The group already has mobile testing vans in Utica and Syracuse.

Crinnin says the group targets users of intravenous and other drugs, because users are especially vulnerable to risky sexual behavior. And, he says, that population tends to avoid going to government offices where HIV and sexually transmitted disease testing might be available.

"So we're very successful in Syracuse and Utica for example at the big food pantries," Crinnin said. "The food pantries, but also the soup kitchens. People get used to seeing you, they're coming to get their meals, they're coming to get their food, coming to get their clothes, depending on where these pantries are, and they get used to us. They ask the people who are running it, 'Look, what's this? Who are these people out there?' And, you know, we come in and introduce ourselves."

The van, designed for camping, has a small bathroom that allows clients to give urine samples for testing. The urine test checks for sexually transmitted diseases, and HIV tests can be done in 10 minutes using a blood sample taken through a simple finger prick. A DVD player means educational videos can also be shown.

The van isn't obvious. A small sign on the door says Safety First Outreach Mobile Unit, but it doesn't scream 'HIV' and it's not institutional-looking.

Drug users won't be the only population to benefit from confidential, mobile testing services. Other organizations are welcome to contact AIDS Community Resources to provide testing to their populations, too. Crinnin says one college in the area has already requested the van.

"Last year JCC asked us and of course we didn't have anything at the time," Crinnin said. "So school just started and we'll let them know now that we do have the capacity to do this."

The van will split its time between AIDS Community Resources' Canton and Watertown offices. Organization staff and the group's clients are putting their heads together to determine some good locations for the van to begin its work.

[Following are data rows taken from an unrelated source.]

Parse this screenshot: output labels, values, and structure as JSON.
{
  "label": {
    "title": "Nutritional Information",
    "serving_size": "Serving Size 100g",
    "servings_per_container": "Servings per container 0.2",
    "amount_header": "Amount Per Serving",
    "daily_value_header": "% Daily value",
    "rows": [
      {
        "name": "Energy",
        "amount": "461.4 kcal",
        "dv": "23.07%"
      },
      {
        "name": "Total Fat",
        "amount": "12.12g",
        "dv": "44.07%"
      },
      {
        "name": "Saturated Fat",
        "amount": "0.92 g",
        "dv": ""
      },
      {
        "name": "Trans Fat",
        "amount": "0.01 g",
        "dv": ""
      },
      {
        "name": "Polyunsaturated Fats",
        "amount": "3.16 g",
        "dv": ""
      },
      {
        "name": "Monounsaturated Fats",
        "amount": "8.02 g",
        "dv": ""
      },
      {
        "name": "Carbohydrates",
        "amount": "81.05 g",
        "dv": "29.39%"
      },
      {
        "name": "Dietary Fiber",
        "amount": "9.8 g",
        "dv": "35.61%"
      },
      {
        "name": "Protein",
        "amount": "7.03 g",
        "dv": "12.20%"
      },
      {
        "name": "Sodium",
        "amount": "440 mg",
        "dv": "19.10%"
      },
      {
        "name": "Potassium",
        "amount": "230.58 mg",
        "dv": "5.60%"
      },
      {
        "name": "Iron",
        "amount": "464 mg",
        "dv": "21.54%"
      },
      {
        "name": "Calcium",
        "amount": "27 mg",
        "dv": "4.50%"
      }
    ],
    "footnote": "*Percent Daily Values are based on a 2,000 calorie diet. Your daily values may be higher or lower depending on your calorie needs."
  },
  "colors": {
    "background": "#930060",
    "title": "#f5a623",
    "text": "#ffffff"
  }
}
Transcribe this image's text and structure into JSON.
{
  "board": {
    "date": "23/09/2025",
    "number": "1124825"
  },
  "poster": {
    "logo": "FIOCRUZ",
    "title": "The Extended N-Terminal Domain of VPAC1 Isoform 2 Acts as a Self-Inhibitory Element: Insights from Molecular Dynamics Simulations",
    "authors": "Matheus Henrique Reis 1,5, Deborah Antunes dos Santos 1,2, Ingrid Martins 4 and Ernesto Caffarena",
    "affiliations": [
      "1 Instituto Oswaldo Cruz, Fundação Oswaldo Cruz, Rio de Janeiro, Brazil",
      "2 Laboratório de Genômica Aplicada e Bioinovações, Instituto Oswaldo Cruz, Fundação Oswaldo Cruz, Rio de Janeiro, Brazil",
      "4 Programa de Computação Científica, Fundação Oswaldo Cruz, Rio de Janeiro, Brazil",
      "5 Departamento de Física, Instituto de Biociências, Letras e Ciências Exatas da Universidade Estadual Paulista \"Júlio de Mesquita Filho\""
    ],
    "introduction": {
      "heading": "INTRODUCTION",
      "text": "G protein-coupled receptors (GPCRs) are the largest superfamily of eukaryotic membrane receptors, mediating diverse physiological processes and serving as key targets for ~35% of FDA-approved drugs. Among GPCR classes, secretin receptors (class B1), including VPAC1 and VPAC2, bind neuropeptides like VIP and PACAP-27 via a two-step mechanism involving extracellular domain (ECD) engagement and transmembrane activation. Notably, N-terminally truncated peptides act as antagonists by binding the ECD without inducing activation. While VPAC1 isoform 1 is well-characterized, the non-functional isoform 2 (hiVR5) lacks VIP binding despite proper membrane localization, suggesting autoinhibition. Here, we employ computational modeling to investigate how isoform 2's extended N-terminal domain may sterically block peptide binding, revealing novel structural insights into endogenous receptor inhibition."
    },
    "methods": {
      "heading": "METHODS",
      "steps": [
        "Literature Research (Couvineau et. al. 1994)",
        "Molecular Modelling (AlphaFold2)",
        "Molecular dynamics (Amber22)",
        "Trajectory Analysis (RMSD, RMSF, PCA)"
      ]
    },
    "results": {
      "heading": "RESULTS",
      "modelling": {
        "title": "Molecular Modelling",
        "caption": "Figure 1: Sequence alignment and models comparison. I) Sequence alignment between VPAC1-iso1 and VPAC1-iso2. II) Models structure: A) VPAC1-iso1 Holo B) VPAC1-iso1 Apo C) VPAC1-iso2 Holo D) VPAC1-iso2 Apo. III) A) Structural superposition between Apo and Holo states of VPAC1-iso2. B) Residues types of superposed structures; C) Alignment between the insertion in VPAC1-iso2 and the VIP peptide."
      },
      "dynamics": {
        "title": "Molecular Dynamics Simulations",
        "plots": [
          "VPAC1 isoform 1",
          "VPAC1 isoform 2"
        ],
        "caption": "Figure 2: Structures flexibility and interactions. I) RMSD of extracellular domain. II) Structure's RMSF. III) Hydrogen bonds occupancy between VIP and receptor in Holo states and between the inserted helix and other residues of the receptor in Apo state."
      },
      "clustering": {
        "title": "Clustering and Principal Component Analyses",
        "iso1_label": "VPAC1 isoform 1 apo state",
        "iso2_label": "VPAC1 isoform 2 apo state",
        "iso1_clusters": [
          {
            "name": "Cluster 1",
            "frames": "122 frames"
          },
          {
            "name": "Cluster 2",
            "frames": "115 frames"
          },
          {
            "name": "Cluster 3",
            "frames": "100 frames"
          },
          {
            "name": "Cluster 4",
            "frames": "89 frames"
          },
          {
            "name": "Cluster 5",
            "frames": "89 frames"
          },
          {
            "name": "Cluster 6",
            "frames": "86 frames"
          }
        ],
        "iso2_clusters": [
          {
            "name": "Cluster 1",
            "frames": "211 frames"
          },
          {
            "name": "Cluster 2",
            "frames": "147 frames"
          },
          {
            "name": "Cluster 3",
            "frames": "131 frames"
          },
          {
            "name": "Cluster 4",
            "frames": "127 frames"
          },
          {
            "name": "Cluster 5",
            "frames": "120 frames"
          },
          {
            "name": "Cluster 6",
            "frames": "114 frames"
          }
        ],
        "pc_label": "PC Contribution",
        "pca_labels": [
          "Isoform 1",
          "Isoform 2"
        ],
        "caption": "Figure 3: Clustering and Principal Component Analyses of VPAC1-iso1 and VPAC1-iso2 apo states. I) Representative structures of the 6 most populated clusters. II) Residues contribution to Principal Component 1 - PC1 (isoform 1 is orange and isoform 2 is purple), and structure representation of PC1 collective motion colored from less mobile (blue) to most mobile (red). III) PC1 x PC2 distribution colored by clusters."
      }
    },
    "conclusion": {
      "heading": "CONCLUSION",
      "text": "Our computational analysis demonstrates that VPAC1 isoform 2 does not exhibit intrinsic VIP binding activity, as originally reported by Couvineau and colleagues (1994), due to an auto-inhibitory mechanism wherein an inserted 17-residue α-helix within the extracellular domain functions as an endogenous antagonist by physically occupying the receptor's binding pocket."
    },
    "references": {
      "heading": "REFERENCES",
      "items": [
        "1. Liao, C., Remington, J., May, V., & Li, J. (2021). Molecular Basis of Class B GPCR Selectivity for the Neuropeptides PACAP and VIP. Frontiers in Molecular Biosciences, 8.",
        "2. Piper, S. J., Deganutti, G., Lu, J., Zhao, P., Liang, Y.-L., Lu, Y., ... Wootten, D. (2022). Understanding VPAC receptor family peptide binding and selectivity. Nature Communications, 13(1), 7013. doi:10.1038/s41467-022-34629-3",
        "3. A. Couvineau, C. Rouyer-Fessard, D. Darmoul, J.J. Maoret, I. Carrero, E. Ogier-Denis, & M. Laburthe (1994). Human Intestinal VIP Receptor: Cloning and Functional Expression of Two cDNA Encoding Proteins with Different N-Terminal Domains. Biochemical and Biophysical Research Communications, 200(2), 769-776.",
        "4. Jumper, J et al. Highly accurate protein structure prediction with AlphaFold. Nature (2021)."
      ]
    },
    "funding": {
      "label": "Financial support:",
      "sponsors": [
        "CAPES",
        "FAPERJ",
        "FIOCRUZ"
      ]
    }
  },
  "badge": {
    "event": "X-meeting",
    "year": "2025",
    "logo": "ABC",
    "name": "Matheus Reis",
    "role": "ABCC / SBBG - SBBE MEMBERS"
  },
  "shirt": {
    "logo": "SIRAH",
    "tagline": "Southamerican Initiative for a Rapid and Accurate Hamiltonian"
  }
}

The USDA Rural Development office provided a $24,500 grant and a 10-year, $40,000 loan for the van. Crinnin says he's grateful:

"This was news to us, that we could do this through USDA. Ah, and it's really encouraging that the federal government is committed enough to rural health. This is kind of extraordinary, actually. To do this kind of health outreach is kind of extraordinary. And I give them lots of credit for taking on an issue that is difficult, you know."